Even given Virginia’s 30-year history of selecting governors from the party outside the White House, this year’s race demonstrates the limits of Obama’s electoral coattails. Much of his 2008 victory in Virginia depended on a large turnout by black voters and support from independents.
These groups are eluding Deeds, with blacks unenthused about the race and many independents moving back to the Republican column, polling shows.
“The Republicans have the upper hand,” said Rhodes Cook, publisher of a nonpartisan newsletter in Virginia.
Voter Turnout
Deeds’s challenge is turnout. In 2004, former President George W. Bush’s vote totals were almost identical to what Republican presidential candidate John McCain got in 2008. The difference last year was that Obama got about 500,000 more votes than did 2004 Democratic candidate John Kerry. These were new voters, young voters, blacks and others.
“If we are able to mobilize a lot of those Democrats that voted for Obama in 2008 that are thinking about staying home, we’ll win,” said Mo Elleithee, a senior adviser to Deeds.
Obama benefited from antipathy over the Iraq war, a growing federal budget deficit and a sputtering economy, said Bill Frey, a demographer at the Brookings Institution in Washington. “It’s going to be hard to replicate,” he said.
In his speech yesterday, Obama displayed much of the enthusiasm that marked his appearances on the campaign trail last year, and the crowd responded in kind. He said of Deeds, “I would have liked this guy no matter what ‘cause he’s got a funny name like ‘Barack Obama,’” a line that sparked laughter and applause.
He said Deeds “may not be perfect. My wife reminds me I’m not. She is. Just like our spouses are perfect. But we’re not. Are you looking for slick, or are you looking for somebody who’s going to be fighting for you?”
Tough Race
Obama also said, “Let’s be honest. This is going to be a tough race. We’ve got a tough economy, and even if it wasn’t a tough economy, it’s always tough in Virginia” for Democrats.
Deeds told the crowd, “Reports of my demise are much exaggerated.”
In the Post poll, Deeds trailed McDonnell 61 percent to 36 percent among independent voters who were so crucial to Obama. Independent women, who split about evenly between the two in the weeks after the publication of a controversial master’s thesis McDonnell, 54, wrote 20 years ago, now favor McDonnell 57 percent to 40 percent, the survey found.

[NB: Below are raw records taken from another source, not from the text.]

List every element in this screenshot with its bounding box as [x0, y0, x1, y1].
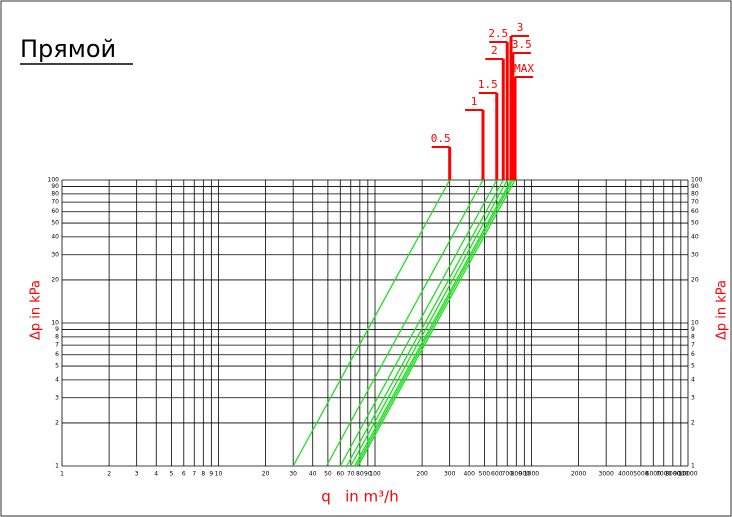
x-tick-label: 30: [289, 471, 297, 478]
x-tick-label: 8: [201, 471, 205, 478]
y-tick-label-right: 7: [691, 342, 695, 349]
y-tick-label: 9: [55, 326, 59, 333]
y-tick-label-right: 5: [691, 363, 695, 370]
x-tick-label: 300: [444, 471, 456, 478]
flow-line: [325, 179, 484, 467]
x-tick-label: 9: [209, 471, 213, 478]
y-tick-label-right: 70: [691, 199, 699, 206]
x-tick-label: 200: [416, 471, 428, 478]
y-tick-label-right: 30: [691, 251, 699, 258]
y-tick-label-right: 3: [691, 394, 695, 401]
x-tick-label: 4: [154, 471, 158, 478]
setting-label: MAX: [514, 62, 534, 75]
flow-line: [339, 179, 498, 467]
y-tick-label: 5: [55, 363, 59, 370]
y-tick-label: 10: [51, 320, 59, 327]
y-tick-label: 7: [55, 342, 59, 349]
x-tick-label: 6000: [646, 471, 661, 478]
y-axis-label: Δp in kPa: [29, 280, 44, 340]
y-tick-label-right: 90: [691, 183, 699, 190]
y-tick-label: 20: [51, 276, 59, 283]
setting-label: 1: [471, 95, 478, 108]
x-tick-label: 600: [491, 471, 503, 478]
y-tick-label-right: 50: [691, 220, 699, 227]
x-tick-label: 9000: [673, 471, 688, 478]
y-tick-label: 80: [51, 190, 59, 197]
y-tick-label: 30: [51, 251, 59, 258]
x-tick-label: 6: [182, 471, 186, 478]
x-tick-label: 70: [347, 471, 355, 478]
y-tick-label-right: 10: [691, 320, 699, 327]
setting-label: 2.5: [488, 27, 508, 40]
y-tick-label-right: 40: [691, 233, 699, 240]
flow-line: [350, 179, 508, 467]
y-tick-label-right: 4: [691, 376, 695, 383]
y-tick-label: 40: [51, 233, 59, 240]
y-tick-label: 4: [55, 376, 59, 383]
x-tick-label: 7: [192, 471, 196, 478]
y-tick-label: 60: [51, 208, 59, 215]
y-tick-label: 2: [55, 419, 59, 426]
x-tick-label: 2: [107, 471, 111, 478]
y-axis-label-right: Δp in kPa: [715, 280, 730, 340]
setting-label: 0.5: [431, 132, 451, 145]
x-tick-label: 1000: [524, 471, 539, 478]
x-tick-label: 80: [356, 471, 364, 478]
x-tick-label: 2000: [571, 471, 586, 478]
x-tick-label: 100: [369, 471, 381, 478]
x-tick-label: 8000: [665, 471, 680, 478]
y-tick-label: 3: [55, 394, 59, 401]
x-tick-label: 10: [215, 471, 223, 478]
x-tick-label: 50: [324, 471, 332, 478]
setting-label: 3: [517, 21, 524, 34]
x-tick-label: 800: [511, 471, 523, 478]
x-tick-label: 10000: [678, 471, 697, 478]
x-tick-label: 5: [169, 471, 173, 478]
y-tick-label-right: 1: [691, 463, 695, 470]
y-tick-label-right: 80: [691, 190, 699, 197]
y-tick-label-right: 60: [691, 208, 699, 215]
x-tick-label: 20: [262, 471, 270, 478]
y-tick-label: 1: [55, 463, 59, 470]
y-tick-label-right: 2: [691, 419, 695, 426]
x-tick-label: 60: [336, 471, 344, 478]
y-tick-label: 100: [48, 177, 60, 184]
y-tick-label: 8: [55, 333, 59, 340]
y-tick-label-right: 100: [691, 177, 703, 184]
y-tick-label-right: 8: [691, 333, 695, 340]
x-tick-label: 90: [364, 471, 372, 478]
y-tick-label: 50: [51, 220, 59, 227]
y-tick-label: 6: [55, 351, 59, 358]
y-tick-label: 90: [51, 183, 59, 190]
x-tick-label: 500: [479, 471, 491, 478]
setting-label: 1.5: [478, 78, 498, 91]
x-tick-label: 4000: [618, 471, 633, 478]
x-tick-label: 700: [502, 471, 514, 478]
x-tick-label: 5000: [633, 471, 648, 478]
x-tick-label: 1: [60, 471, 64, 478]
flow-line: [353, 179, 512, 467]
x-axis-label: q in m³/h: [321, 488, 398, 506]
x-tick-label: 40: [309, 471, 317, 478]
x-tick-label: 400: [463, 471, 475, 478]
x-tick-label: 7000: [656, 471, 671, 478]
flow-line: [357, 179, 516, 467]
y-tick-label-right: 9: [691, 326, 695, 333]
flow-line: [355, 179, 514, 467]
x-tick-label: 900: [519, 471, 531, 478]
y-tick-label-right: 6: [691, 351, 695, 358]
chart-title: Прямой: [20, 35, 116, 63]
y-tick-label: 70: [51, 199, 59, 206]
setting-label: 2: [491, 44, 498, 57]
y-tick-label-right: 20: [691, 276, 699, 283]
x-tick-label: 3: [135, 471, 139, 478]
setting-label: 3.5: [512, 38, 532, 51]
flow-line: [292, 179, 451, 467]
flow-line: [346, 179, 504, 467]
x-tick-label: 3000: [599, 471, 614, 478]
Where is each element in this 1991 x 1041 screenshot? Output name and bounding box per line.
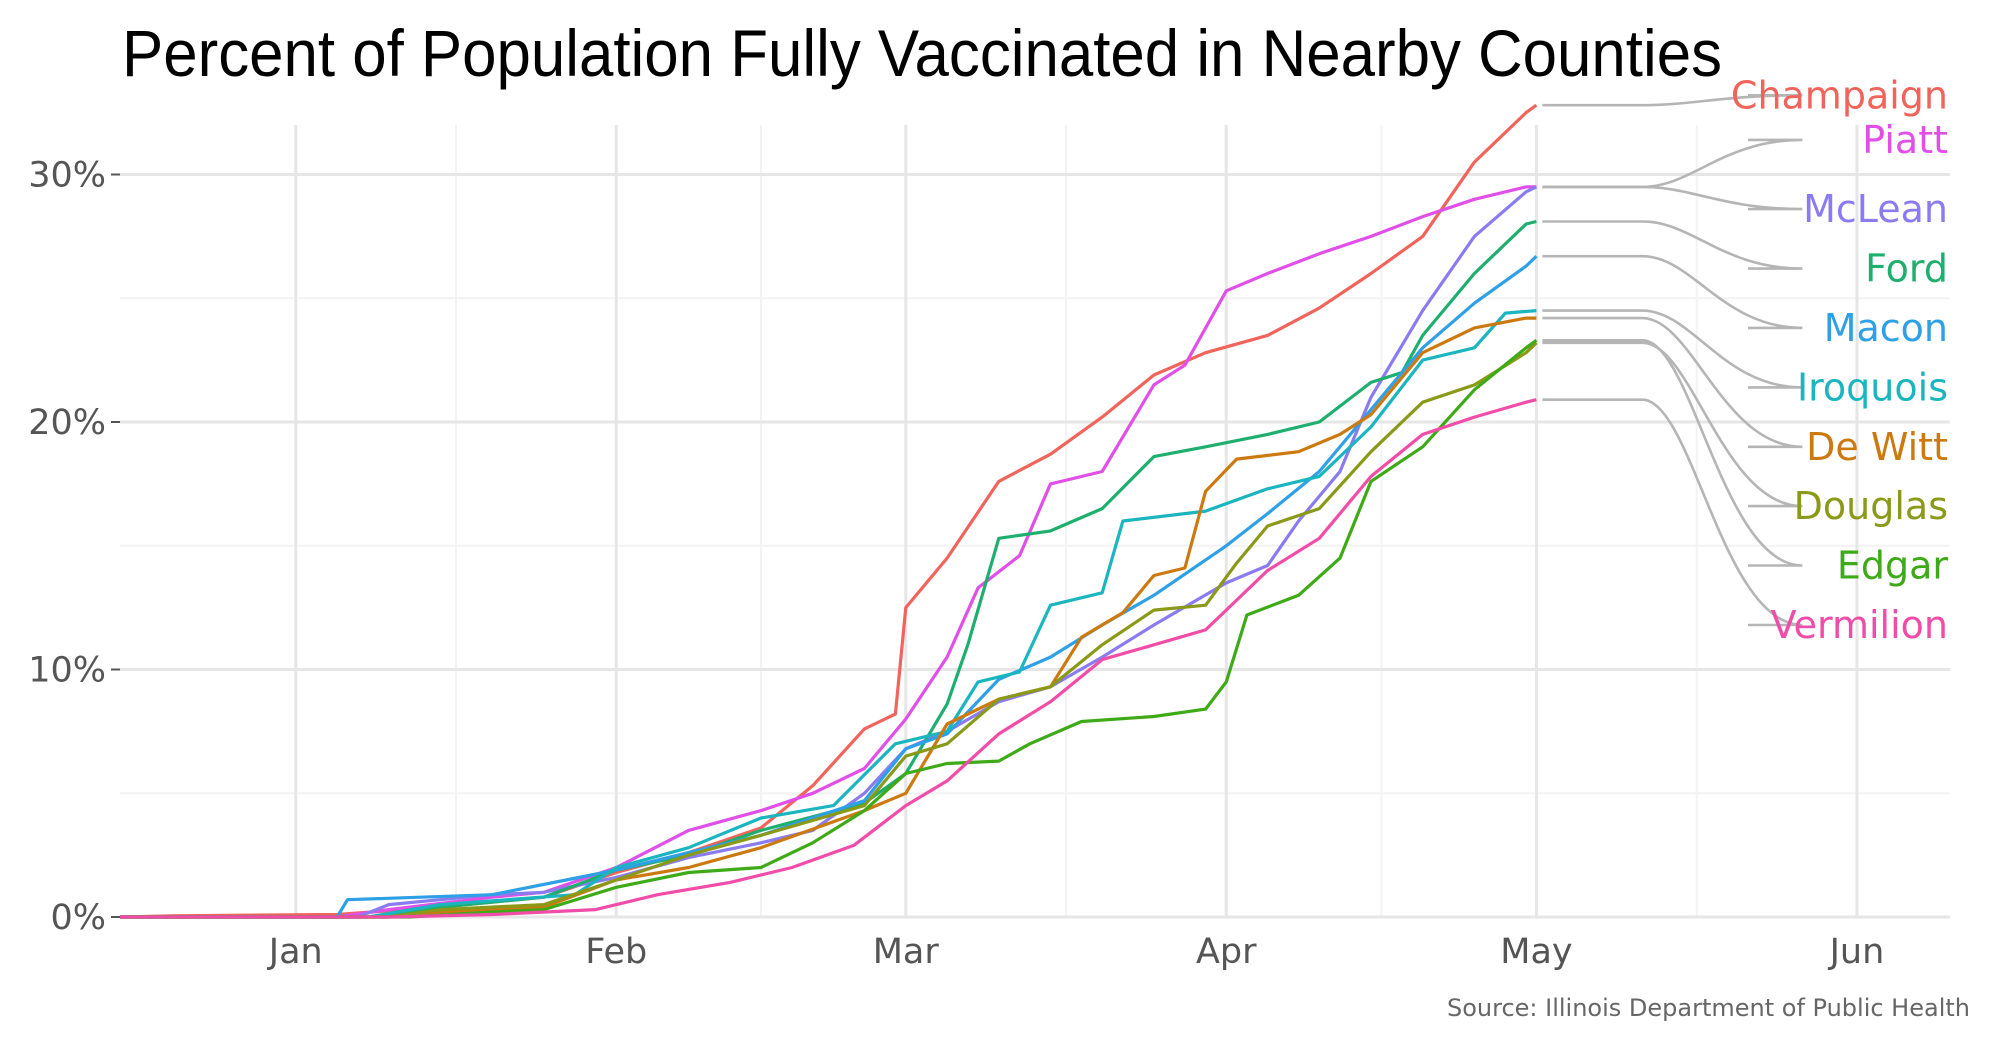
y-tick-label: 20% (28, 403, 106, 443)
leader-line-de-witt (1542, 316, 1803, 449)
chart-title: Percent of Population Fully Vaccinated i… (122, 16, 1722, 90)
series-label-macon: Macon (1824, 306, 1948, 350)
series-label-mclean: McLean (1803, 187, 1948, 231)
x-tick-label: Feb (585, 932, 647, 972)
x-tick-label: Mar (873, 932, 940, 972)
y-tick-label: 10% (28, 651, 106, 691)
label-leader-lines (1542, 94, 1803, 627)
y-axis-tick-labels: 0% 10% 20% 30% (28, 156, 120, 938)
leader-line-mclean (1542, 185, 1803, 211)
series-label-champaign: Champaign (1731, 73, 1948, 117)
x-tick-label: Apr (1196, 932, 1257, 972)
series-line-edgar (120, 339, 1538, 919)
series-line-macon (120, 255, 1538, 919)
leader-line-iroquois (1542, 309, 1803, 389)
y-tick-label: 0% (50, 898, 106, 938)
x-tick-label: Jun (1828, 932, 1885, 972)
series-label-de-witt: De Witt (1806, 425, 1948, 469)
leader-line-macon (1542, 254, 1803, 330)
series-lines (119, 103, 1538, 919)
source-note: Source: Illinois Department of Public He… (1447, 994, 1970, 1022)
series-line-iroquois (120, 309, 1537, 919)
series-label-ford: Ford (1865, 247, 1948, 291)
series-line-champaign (119, 103, 1538, 919)
series-line-douglas (120, 341, 1538, 919)
series-label-douglas: Douglas (1794, 484, 1948, 528)
series-line-de-witt (120, 316, 1537, 919)
leader-line-edgar (1542, 339, 1803, 567)
minor-gridlines (120, 125, 1950, 917)
x-axis-tick-labels: Jan Feb Mar Apr May Jun (267, 932, 1885, 972)
leader-line-vermilion (1542, 398, 1803, 627)
series-line-mclean (120, 185, 1538, 919)
series-line-piatt (120, 185, 1537, 919)
series-label-iroquois: Iroquois (1797, 365, 1948, 409)
series-label-edgar: Edgar (1837, 544, 1949, 588)
major-gridlines (120, 125, 1950, 919)
x-tick-label: Jan (267, 932, 323, 972)
series-label-piatt: Piatt (1862, 118, 1948, 162)
leader-line-piatt (1542, 138, 1803, 189)
leader-line-ford (1542, 220, 1803, 270)
x-tick-label: May (1500, 932, 1572, 972)
series-label-vermilion: Vermilion (1771, 603, 1948, 647)
series-line-vermilion (120, 398, 1537, 919)
y-tick-label: 30% (28, 156, 106, 196)
leader-line-champaign (1542, 94, 1803, 107)
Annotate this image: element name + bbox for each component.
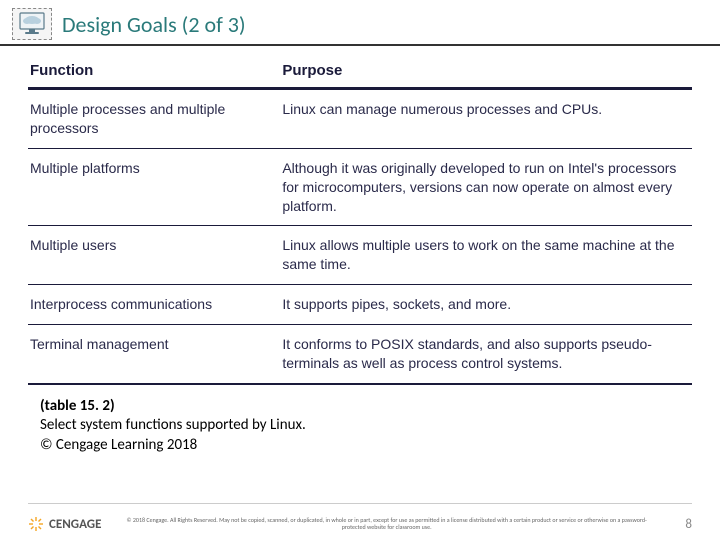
caption-ref: (table 15. 2) bbox=[40, 397, 115, 415]
col-header-purpose: Purpose bbox=[280, 56, 692, 89]
slide-title: Design Goals (2 of 3) bbox=[62, 11, 246, 38]
cell-function: Multiple users bbox=[28, 226, 280, 285]
cell-function: Multiple processes and multiple processo… bbox=[28, 89, 280, 149]
footer-rule bbox=[28, 503, 692, 504]
slide-header: Design Goals (2 of 3) bbox=[0, 0, 720, 46]
col-header-function: Function bbox=[28, 56, 280, 89]
caption-desc: Select system functions supported by Lin… bbox=[40, 416, 306, 434]
copyright-text: © 2018 Cengage. All Rights Reserved. May… bbox=[101, 517, 672, 531]
cloud-monitor-icon bbox=[12, 8, 52, 40]
caption-copy: © Cengage Learning 2018 bbox=[40, 436, 197, 454]
design-goals-table: Function Purpose Multiple processes and … bbox=[28, 56, 692, 385]
cell-purpose: Linux can manage numerous processes and … bbox=[280, 89, 692, 149]
table-row: Multiple users Linux allows multiple use… bbox=[28, 226, 692, 285]
cell-purpose: It supports pipes, sockets, and more. bbox=[280, 285, 692, 325]
table-caption: (table 15. 2) Select system functions su… bbox=[0, 385, 720, 456]
table-row: Terminal management It conforms to POSIX… bbox=[28, 325, 692, 384]
cell-function: Terminal management bbox=[28, 325, 280, 384]
cell-purpose: Although it was originally developed to … bbox=[280, 148, 692, 226]
cell-purpose: Linux allows multiple users to work on t… bbox=[280, 226, 692, 285]
table-row: Interprocess communications It supports … bbox=[28, 285, 692, 325]
slide-footer: CENGAGE © 2018 Cengage. All Rights Reser… bbox=[0, 516, 720, 532]
cell-function: Multiple platforms bbox=[28, 148, 280, 226]
brand-label: CENGAGE bbox=[28, 516, 101, 532]
page-number: 8 bbox=[672, 517, 692, 532]
brand-burst-icon bbox=[28, 516, 44, 532]
table-row: Multiple processes and multiple processo… bbox=[28, 89, 692, 149]
table-row: Multiple platforms Although it was origi… bbox=[28, 148, 692, 226]
cell-purpose: It conforms to POSIX standards, and also… bbox=[280, 325, 692, 384]
content-table-wrap: Function Purpose Multiple processes and … bbox=[0, 46, 720, 385]
brand-text: CENGAGE bbox=[49, 517, 101, 532]
cell-function: Interprocess communications bbox=[28, 285, 280, 325]
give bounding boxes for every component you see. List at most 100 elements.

Deeds, 51, has sought to highlight the thesis that described working women as “detrimental” to the family and also was critical of women’s rights.
According to a Public Policy Polling survey released last week, 68 percent of blacks support Deeds, with 41 percent of those voters terming themselves “very excited” about the forthcoming election. In a similar poll in late October last year, Obama had 88 percent of blacks supporting him.